Similar to the PGA Tour’s return, there are a lot of questions surrounding the LPGA’s restart, including how it plans to keep players, caddies and staff safe and maintain the “bubble.”

LPGA Commissioner Mike Whan addressed some of these concerns during a press conference on Wednesday. 

Enter WHOOP, which now has a deal with the LPGA, Symetra Tour and Ladies European Tour. The tours will procure 1,000 WHOOP straps for players, caddies and staff. The partnership is similar to that of the PGA Tour.

PGA Tour players, namely Nick Watney, have seen success in using WHOOP data to help determine if they have been compromised by coronavirus. Watney, the first player to test positive on the PGA Tour, used his low overnight respiratory rate and recovery data as an indication he should get tested. Following Watney’s positive test, the Tour officially partnered with WHOOP to supply bands to all its players and caddies. 
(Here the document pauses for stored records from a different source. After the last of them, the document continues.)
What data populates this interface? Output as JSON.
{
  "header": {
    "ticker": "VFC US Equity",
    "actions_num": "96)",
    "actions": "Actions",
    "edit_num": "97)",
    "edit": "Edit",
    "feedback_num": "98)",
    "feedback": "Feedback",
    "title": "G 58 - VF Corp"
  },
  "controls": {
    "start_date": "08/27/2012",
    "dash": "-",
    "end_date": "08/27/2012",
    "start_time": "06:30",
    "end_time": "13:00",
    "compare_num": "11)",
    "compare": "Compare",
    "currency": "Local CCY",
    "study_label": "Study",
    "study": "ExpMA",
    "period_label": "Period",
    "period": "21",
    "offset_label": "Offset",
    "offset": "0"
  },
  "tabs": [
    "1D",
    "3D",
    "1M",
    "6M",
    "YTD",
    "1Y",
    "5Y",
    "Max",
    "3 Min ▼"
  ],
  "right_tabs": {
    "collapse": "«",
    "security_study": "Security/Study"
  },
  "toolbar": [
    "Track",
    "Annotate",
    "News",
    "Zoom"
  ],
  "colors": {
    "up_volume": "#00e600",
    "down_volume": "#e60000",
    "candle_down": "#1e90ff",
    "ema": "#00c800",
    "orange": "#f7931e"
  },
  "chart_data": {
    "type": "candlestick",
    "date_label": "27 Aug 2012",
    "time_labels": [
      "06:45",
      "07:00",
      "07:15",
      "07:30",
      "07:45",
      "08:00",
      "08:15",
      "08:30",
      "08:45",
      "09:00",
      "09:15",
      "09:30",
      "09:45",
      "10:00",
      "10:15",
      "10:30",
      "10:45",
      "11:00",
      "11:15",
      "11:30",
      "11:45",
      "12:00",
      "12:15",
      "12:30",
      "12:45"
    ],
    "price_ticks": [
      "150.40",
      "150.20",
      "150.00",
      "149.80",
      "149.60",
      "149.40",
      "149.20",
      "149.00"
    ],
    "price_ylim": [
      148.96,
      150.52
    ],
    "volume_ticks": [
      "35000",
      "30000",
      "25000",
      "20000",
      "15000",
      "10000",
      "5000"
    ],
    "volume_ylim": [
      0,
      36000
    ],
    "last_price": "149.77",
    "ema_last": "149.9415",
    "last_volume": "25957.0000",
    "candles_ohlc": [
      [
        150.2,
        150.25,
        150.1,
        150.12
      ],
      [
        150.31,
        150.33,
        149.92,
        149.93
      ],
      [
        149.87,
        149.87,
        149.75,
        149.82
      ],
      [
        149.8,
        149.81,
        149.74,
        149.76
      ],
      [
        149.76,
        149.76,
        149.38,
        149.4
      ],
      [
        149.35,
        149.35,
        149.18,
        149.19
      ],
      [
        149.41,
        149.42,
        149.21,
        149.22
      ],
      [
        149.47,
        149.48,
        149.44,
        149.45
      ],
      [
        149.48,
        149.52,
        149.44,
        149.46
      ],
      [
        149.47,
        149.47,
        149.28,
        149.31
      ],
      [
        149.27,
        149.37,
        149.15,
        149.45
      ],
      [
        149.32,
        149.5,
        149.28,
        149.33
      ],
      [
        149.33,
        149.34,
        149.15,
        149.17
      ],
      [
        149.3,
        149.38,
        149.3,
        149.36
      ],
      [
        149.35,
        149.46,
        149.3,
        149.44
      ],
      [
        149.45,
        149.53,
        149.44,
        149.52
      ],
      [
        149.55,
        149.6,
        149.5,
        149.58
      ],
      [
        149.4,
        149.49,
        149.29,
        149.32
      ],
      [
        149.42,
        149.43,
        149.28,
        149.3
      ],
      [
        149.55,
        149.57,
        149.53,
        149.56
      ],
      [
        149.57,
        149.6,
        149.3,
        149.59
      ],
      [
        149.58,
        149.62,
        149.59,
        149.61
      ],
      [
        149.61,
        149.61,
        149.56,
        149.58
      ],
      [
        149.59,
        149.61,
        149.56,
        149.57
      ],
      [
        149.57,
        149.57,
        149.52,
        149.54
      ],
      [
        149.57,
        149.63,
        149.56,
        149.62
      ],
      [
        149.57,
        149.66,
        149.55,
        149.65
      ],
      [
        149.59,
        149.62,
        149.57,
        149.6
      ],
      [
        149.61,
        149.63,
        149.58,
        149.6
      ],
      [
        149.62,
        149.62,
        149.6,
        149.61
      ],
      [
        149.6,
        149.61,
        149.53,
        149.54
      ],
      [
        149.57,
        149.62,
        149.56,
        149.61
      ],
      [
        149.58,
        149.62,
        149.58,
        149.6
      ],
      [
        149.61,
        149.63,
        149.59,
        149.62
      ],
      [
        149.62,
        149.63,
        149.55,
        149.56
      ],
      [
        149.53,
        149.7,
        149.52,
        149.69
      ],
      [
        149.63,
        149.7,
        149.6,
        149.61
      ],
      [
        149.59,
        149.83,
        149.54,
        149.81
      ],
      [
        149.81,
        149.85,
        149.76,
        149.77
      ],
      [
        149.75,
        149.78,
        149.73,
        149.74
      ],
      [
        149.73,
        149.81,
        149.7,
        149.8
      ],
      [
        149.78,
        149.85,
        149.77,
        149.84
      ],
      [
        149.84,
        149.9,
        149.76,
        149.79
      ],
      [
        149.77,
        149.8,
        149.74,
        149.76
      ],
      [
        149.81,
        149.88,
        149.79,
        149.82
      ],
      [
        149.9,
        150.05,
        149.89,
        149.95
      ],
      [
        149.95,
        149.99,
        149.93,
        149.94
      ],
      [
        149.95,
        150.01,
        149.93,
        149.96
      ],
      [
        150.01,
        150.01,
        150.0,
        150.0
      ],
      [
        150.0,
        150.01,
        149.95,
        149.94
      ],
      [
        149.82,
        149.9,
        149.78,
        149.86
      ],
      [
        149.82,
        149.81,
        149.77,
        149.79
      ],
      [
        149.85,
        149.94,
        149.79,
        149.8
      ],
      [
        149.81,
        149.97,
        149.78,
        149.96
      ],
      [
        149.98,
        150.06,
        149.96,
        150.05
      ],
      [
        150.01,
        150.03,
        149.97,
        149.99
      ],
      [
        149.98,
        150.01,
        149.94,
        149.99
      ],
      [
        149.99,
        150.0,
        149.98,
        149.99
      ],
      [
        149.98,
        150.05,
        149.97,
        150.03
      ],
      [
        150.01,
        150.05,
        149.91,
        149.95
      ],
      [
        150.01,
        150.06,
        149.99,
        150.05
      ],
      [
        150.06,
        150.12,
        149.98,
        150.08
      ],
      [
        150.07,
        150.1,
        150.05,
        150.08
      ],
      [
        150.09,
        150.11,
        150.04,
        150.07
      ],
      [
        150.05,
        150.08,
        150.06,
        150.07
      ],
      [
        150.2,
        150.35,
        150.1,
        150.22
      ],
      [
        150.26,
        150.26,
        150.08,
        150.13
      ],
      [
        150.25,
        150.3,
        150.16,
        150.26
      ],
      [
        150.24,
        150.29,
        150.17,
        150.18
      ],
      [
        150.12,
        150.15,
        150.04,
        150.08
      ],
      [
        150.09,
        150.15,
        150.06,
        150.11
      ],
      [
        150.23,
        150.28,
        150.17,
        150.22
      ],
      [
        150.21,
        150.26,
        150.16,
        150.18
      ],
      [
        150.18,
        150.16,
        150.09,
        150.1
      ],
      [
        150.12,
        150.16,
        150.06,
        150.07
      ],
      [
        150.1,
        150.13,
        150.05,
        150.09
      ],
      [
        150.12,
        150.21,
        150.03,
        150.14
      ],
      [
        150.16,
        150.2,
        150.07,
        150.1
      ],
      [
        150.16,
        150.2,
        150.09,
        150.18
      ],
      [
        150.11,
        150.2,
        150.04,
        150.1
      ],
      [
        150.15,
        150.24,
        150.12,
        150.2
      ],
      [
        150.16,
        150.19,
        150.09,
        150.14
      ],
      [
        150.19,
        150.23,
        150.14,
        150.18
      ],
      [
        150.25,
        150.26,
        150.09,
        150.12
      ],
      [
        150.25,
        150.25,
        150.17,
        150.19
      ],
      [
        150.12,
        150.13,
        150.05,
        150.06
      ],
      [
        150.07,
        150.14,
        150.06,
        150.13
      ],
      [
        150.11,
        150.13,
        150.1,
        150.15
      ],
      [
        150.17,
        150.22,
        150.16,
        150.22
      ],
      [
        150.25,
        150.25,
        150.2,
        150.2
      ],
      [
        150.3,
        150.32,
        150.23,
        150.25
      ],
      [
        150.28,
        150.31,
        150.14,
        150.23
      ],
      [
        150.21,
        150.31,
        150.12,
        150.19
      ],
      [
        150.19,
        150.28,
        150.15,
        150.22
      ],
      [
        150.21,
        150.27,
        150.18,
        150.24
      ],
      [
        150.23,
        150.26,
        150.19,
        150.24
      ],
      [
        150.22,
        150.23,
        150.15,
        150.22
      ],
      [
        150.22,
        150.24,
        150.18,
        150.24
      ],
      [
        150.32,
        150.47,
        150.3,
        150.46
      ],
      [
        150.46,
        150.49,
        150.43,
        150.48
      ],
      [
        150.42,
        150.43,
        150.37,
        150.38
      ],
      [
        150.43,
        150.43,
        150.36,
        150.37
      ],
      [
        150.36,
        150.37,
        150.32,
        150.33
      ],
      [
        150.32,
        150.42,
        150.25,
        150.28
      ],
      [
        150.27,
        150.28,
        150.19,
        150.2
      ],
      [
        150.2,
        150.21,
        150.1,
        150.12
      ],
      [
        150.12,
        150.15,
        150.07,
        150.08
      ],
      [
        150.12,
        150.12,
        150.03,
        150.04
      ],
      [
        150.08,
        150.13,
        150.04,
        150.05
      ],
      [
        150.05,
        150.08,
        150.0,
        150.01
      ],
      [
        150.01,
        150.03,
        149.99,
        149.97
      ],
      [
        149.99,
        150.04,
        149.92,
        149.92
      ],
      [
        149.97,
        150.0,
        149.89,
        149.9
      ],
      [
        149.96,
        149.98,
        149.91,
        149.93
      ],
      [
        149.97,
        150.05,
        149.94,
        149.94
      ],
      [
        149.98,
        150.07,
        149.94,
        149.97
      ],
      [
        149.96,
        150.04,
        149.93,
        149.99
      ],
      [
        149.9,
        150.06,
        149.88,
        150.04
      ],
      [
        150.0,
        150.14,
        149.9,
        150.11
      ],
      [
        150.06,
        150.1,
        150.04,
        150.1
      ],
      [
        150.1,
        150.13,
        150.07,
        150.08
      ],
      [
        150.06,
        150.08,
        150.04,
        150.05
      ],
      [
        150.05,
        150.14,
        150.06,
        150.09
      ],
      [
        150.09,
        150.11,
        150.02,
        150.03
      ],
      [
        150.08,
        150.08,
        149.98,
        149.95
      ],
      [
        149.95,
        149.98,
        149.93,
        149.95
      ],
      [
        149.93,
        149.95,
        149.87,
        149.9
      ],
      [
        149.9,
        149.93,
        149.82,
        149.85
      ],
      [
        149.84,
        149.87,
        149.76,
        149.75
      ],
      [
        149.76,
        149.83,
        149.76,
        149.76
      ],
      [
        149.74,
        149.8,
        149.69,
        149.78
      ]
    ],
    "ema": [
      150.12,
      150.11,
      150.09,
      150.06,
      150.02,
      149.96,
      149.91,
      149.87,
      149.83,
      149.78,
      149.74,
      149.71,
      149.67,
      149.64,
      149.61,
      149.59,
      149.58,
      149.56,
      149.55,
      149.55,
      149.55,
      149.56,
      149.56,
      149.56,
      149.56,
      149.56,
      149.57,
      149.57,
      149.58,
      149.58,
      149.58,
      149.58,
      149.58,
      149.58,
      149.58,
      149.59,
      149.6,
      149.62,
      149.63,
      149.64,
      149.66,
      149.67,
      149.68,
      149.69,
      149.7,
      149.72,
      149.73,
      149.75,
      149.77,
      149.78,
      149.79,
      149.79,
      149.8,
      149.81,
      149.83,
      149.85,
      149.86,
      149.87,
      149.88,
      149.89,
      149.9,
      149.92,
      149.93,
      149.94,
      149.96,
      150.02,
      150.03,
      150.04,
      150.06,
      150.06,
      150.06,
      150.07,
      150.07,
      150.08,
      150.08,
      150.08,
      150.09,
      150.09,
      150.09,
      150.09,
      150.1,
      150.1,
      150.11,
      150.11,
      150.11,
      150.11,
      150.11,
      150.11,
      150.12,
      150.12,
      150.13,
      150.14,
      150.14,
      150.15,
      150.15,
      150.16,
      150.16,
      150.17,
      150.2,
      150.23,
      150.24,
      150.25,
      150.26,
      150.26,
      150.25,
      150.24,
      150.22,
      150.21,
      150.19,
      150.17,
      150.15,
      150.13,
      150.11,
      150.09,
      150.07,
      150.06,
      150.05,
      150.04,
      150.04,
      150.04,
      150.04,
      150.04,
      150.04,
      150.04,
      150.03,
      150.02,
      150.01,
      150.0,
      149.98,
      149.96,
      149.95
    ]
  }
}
Following the PGA Tour’s announcement regarding its partnership with WHOOP, several LPGA players were vocal on social media about getting a similar system in place for their return. 

During the Wednesday call, Whan also said the LPGA Tour is hoping to host fans and pro-ams starting with the second tournament on the schedule. This partnership with WHOOP could help make that hope a reality, especially with daily data that can aid in early detection of coronavirus cases. 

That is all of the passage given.